DVD/VHS COLUMBIA HOUSE VERSION - ORIGINAL PILOT
Production number is 1310-5246-2669. DVD total time is 1:36:58; the Columbia House VHS tape time is 1:35:19. I have no explanation for the difference here. These are supposed to be the same thing. The DVD has a blab at the beginning, approximately 21 seconds long, explaining that the two-hour pilot was broadcast a week before the show began. (This 21 seconds is not included in the above figure for the DVD.)
The scene corresponding to the end of Part 1 in the two-part version is at approximately 55:08. In the two-part version, it ends with a freeze-frame of McGarrett's face as he is lifting up the entrance to the mysterious chamber known as the "cocoon." In the pilot, he closes this entrance (this brief sequence appears at the beginning of Part 2). The extra time here can presumably be accounted for the stuff at the beginning of the show like the tour bus scene with Yankee Chang, etc. which does not appear in the two-part version.

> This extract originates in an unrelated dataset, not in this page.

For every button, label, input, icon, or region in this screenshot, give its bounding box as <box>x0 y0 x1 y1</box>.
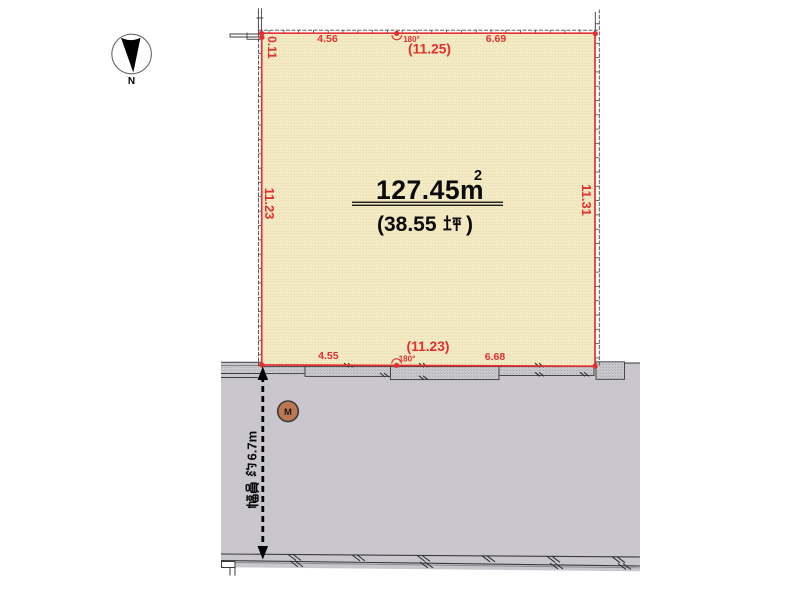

The end credits for the DVD/CH version are superimposed over the champagne glasses that McGarrett and Rosemary have clicked together at the end. The type used for these credits doesn't look right to me; it is too white and too clean). Instead, it looks like something that someone manufactured for the Columbia House tape which was used as the basis of the pilot on the DVD.
This consists of the original pilot edited into two 1-hour episodes which were shown at the end of season one. My version came from KICU in San Jose.
The production number is 1310-1729-1383 for each of both parts. According to some CBS episode listing I have, the production numbers for parts one and two as separate episodes are supposedly 1331/6824 and 1331/6825 respectively. These two numbers (the last part of each) are the same as in the CBS syndication bible. This information is for "international syndication only." There is nothing about the original pilot in this listing at all; the CBS bible (see my WWW site) explains how the two-hour shows are numbered.
Part one is approximately 51:18, part two is approximately 51:12 (I put a bit of "blue leader" between the acts and also between the two parts on the dub I made of these two shows). The total of these two is 1:42:30. There is a lengthy "previously on" segment at the beginning of part two which is about 6:54 in length (includes main titles which are 0:57 long). If you remove this, the total time is 1:35:26.
The end credits for this two-part version are in the usual font used for the first season on, superimposed over the blue light on the back of the motorcycle. The actors' credits reflect who is in the part, i.e., Leslie Nielsen is only in the first part, James Gregory and Lew Ayres are only in the second part. The production credits like music, editor, etc. are the same for both parts.
Does this exist? A version made up of the two part-version with the "previously on" segment removed? I used to have a version of the pilot in French, but I cannot find it any more. I never watched it anyway, so I actually don't know if it was a one-part version!